Fundraising success and feeling very Good Human Being-ish while participating in Junior Chamber of Commerce activities back then was legitimate, and shouldn’t we admit that ‘successful,’ like my aunt stated, trumps POS Guy at this point (with Chippendale types always being an exception)?

I’ve been told I’m pretty well-preserved, and with a now two-year old knee replacement in 2020, personal energy is higher than its been in years, though finances since the recession haven’t sparkled.  It seems those Women who have houses (or got as result of divorces) are a bit more concerned about possibility of sharing resources with ‘keepers’ than less equal (even if kind of studly) older lovers.

‘A good man is hard to find, but a hard man

is good to find’

SEX, whether sweaty or sloooow good, is less likely to be the lady who once told me, “Just because we’re not going to be forever doesn’t mean we have to give up something we obviously both like.” Not Beyonce and ‘Put a Ring on It,’ although relationship status doesn’t really affect The Act.

I’d bet that a quantity of the negatives we’ve heard about still kinda fit in the category of, “I seem to remember the circumstances a bit differently,” that Lauer and Rose used, as un-PC as that might come out.

 Is it possible that Al Franken is the ONLY guy from SNL days that groped someone?

Writing-wise, I seem to be using OLD memories. While I’ve never been graphic-graphic in book scenes, and I know the sensuality and caring still flows, actual pillow talk and bouncing previously written material off a date (while noting which parts reeeeallly worked for her), made things so simple. Sex isn’t as distant as the moon, but it doesn’t show up every Friday night either.

Contrary to what Bill Clinton danced around, sexually, guys DO know ‘what is, is, but cuddling isn’t sex.

My question is: If or when I hammer that 50,000 or so words into a script and it miraculously become a Success, will it get easy to find mutually desirable-willing ladies again? Or, will *I* be on guard about life resources coming down the proverbial stretch?
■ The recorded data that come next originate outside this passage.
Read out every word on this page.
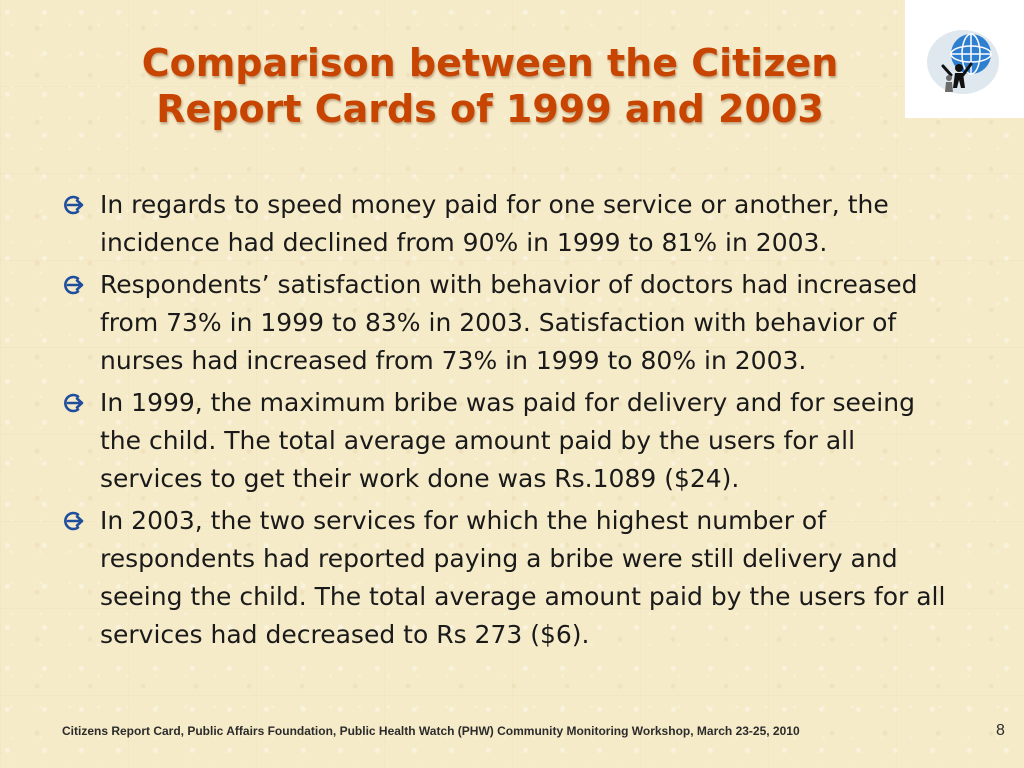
Comparison between the Citizen
Report Cards of 1999 and 2003
In regards to speed money paid for one service or another, the incidence had declined from 90% in 1999 to 81% in 2003.
Respondents’ satisfaction with behavior of doctors had increased from 73% in 1999 to 83% in 2003. Satisfaction with behavior of nurses had increased from 73% in 1999 to 80% in 2003.
In 1999, the maximum bribe was paid for delivery and for seeing the child. The total average amount paid by the users for all services to get their work done was Rs.1089 ($24).
In 2003, the two services for which the highest number of respondents had reported paying a bribe were still delivery and seeing the child. The total average amount paid by the users for all services had decreased to Rs 273 ($6).
Citizens Report Card, Public Affairs Foundation, Public Health Watch (PHW) Community Monitoring Workshop, March 23-25, 2010	8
Would I, hard to believe, become too picky myself?

I admit missing the notion that, “A good man is hard to find, but a hard man is good to find,” “It takes two,” or yes, very definitely, “There’s a Good Woman behind every successful man (and she wants you to get your clothes off NOW!)”

To say good sex still comes from the heart and not a little blue pill is problematic—I’ll let you know after I’ve been in a situation where that little blue pill might make a helluva difference.